Overarching the story of Out of the Red Shadow is the introductory epigram of James 1:17, assuring the people of the beneficent and unchanging nature of God. The book is divided into six parts, each introduced by a biblical epigram that re-creates the rite of the Eucharist as practiced in Reformed Protestantism and that underscores the intertwined nature of the Polish resistance movement and the country’s relationship with religion.

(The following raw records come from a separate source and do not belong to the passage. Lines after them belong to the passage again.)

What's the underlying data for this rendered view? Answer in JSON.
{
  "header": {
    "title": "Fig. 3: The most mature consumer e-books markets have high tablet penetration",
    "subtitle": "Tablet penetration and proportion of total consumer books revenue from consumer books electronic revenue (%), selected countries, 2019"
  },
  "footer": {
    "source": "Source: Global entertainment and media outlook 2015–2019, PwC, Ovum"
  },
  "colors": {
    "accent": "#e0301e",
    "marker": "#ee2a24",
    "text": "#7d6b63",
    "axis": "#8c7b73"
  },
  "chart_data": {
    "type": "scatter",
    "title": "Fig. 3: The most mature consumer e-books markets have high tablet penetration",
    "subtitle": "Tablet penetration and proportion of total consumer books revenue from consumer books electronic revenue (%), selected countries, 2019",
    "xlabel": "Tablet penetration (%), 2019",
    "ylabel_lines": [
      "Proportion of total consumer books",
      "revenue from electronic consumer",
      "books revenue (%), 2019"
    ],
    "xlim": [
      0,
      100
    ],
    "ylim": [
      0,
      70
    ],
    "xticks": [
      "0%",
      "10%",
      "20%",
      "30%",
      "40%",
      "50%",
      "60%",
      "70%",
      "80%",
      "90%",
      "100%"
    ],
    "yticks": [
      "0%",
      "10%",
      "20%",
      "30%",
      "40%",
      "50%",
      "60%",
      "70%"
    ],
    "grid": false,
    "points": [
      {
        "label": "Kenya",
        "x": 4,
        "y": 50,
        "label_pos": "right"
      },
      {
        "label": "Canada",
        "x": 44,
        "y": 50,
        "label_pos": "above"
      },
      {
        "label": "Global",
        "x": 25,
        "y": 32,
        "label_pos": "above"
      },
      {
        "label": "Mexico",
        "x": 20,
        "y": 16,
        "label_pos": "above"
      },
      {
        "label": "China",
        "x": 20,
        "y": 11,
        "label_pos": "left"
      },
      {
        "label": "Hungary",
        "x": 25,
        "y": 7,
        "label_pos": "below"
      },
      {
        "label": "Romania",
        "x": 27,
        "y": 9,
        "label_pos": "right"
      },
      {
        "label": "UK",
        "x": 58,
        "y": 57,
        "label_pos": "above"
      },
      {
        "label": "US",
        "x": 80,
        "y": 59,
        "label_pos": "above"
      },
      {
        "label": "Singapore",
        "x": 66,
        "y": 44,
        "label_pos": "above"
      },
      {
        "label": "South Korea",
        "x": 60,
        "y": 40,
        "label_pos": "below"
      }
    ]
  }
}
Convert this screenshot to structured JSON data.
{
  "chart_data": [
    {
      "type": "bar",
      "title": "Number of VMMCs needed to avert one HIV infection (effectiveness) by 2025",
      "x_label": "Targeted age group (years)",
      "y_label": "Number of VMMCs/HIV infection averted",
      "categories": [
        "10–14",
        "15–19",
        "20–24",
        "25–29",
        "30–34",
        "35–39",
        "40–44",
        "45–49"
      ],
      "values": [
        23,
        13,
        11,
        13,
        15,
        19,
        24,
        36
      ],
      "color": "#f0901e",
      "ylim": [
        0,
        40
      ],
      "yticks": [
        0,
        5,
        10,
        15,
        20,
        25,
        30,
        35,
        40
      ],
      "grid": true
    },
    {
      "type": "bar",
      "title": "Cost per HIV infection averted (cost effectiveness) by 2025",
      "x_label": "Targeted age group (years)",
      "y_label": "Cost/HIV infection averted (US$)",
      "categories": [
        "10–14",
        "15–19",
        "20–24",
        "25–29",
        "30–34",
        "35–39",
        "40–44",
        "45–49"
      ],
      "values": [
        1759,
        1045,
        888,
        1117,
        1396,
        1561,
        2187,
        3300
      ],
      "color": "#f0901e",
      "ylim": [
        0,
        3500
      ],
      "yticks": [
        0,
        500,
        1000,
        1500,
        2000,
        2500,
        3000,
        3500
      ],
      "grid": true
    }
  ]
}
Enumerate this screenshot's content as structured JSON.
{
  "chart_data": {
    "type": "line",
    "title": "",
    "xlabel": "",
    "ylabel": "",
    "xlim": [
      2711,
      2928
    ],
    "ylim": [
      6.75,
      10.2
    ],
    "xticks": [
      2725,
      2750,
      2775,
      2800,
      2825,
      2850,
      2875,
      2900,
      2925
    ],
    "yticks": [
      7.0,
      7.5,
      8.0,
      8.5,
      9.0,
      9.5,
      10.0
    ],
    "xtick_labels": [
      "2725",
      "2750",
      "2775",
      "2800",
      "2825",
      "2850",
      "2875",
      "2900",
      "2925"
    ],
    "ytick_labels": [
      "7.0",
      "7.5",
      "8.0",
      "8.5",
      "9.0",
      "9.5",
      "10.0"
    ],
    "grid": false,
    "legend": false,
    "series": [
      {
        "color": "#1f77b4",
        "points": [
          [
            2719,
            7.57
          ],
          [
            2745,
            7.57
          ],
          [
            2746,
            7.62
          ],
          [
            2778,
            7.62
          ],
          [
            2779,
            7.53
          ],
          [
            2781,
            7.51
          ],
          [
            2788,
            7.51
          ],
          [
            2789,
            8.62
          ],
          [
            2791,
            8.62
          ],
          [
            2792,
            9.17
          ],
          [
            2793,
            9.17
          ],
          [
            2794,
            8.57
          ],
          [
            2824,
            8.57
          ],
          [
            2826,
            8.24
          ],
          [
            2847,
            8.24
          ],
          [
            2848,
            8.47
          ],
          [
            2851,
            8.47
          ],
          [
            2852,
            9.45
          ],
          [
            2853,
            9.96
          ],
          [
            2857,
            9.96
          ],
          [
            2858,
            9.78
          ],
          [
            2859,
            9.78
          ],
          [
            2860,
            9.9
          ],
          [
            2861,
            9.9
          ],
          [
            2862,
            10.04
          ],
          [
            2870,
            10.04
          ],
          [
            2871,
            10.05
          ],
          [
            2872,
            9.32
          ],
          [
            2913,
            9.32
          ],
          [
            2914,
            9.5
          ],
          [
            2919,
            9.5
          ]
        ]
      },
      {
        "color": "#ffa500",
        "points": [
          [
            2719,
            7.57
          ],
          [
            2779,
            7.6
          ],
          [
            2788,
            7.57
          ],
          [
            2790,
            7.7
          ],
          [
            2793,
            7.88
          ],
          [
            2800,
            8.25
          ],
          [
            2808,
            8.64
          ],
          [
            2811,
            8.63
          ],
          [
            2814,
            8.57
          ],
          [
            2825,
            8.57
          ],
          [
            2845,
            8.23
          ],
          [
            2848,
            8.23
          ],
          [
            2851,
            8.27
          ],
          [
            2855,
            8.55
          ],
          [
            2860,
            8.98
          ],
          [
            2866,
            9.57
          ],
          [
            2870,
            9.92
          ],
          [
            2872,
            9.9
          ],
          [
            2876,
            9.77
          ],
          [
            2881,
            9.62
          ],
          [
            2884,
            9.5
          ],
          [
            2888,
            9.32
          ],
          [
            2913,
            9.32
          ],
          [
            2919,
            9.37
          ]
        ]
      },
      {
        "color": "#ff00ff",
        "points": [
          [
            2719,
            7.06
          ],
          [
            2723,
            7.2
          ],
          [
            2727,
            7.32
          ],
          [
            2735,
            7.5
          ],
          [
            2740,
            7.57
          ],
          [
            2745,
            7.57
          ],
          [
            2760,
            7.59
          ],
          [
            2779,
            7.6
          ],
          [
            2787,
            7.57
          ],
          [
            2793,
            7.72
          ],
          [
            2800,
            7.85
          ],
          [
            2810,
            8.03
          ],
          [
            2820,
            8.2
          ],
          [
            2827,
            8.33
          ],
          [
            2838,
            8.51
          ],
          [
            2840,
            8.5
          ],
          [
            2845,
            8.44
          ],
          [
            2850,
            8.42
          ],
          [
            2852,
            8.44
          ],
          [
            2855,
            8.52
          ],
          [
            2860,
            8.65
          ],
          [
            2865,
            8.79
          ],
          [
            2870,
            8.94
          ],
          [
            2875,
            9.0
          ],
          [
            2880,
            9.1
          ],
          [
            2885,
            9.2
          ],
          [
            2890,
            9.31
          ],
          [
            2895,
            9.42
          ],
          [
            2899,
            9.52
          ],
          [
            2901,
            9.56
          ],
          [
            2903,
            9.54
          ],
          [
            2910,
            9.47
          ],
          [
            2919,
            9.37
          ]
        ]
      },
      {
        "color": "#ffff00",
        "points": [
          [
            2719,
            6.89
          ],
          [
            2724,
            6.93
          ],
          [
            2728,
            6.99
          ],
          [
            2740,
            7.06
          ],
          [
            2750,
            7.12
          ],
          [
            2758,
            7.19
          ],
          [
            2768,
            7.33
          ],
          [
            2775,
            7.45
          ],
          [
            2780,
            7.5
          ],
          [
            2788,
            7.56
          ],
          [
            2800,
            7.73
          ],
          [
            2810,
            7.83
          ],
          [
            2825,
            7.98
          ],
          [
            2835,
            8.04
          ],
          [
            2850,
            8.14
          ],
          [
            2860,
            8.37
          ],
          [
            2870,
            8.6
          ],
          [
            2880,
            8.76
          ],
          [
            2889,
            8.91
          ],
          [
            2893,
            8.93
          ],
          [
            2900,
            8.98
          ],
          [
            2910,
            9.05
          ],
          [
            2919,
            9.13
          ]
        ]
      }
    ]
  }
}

Psalm 80:4-5 introduces part 1 and Jacek’s story. Because of his obligations as a CIA operative working for the SB, he has had to make many regrettable choices and witnessed many horrific things that now, as an old man, he must face. Amy’s sudden appearance prompts him to reflect on all the mistakes and missed opportunities of his life, his own “bread of tears,” that not only affected him but in many cases inflicted tragedy on others during the years of the Cold War in Poland. Retreating to a mountain lodge and isolating himself gives Jacek the opportunity to seek solace and find strength to return to the world. During this time, the Solidarno movement is beginning to emerge, as well, fomented in the people’s protest against postwar Communist oppression.
The taking of the Eucharist is outlined in parts 2 through 4, through Matthew 6:11, 1 Corinthians 10:16, Matthew 4:4, and John 6:51, respectively. In part 2 one reads the prayer for daily sustenance, the daily life and needs of the diverse Piekarz family, and the growing demands of the Solidarno movement. Part 3 concerns the devastating loss of Gonia and the seeming insufficiency of prayer to ameliorate the family’s response to her death. In part 4, Tomasz leaves to seek the materialism of the West, forgetting that “bread alone” is inadequate for life. In part 5, Tomasz’s recovery will admit the “living bread” of Christ that Tomasz and Jacek also find manifested in their encounters with nature.
Closing with Jacek’s framing narrative enables de Graaf to reiterate the constancy of God asserted in the opening epigram. She draws on Psalm 78:2, recalling that even when people act irresponsibly or unfaithfully, God does not desert them. This is effectively underlined when anetka’s dying grandmother, the voice of Scripture in the novel, tells her granddaughter that she has an “intercessory heart,” a reminder of the Eucharist as the celebration of Christ’s role as intercessor for the people of the earth.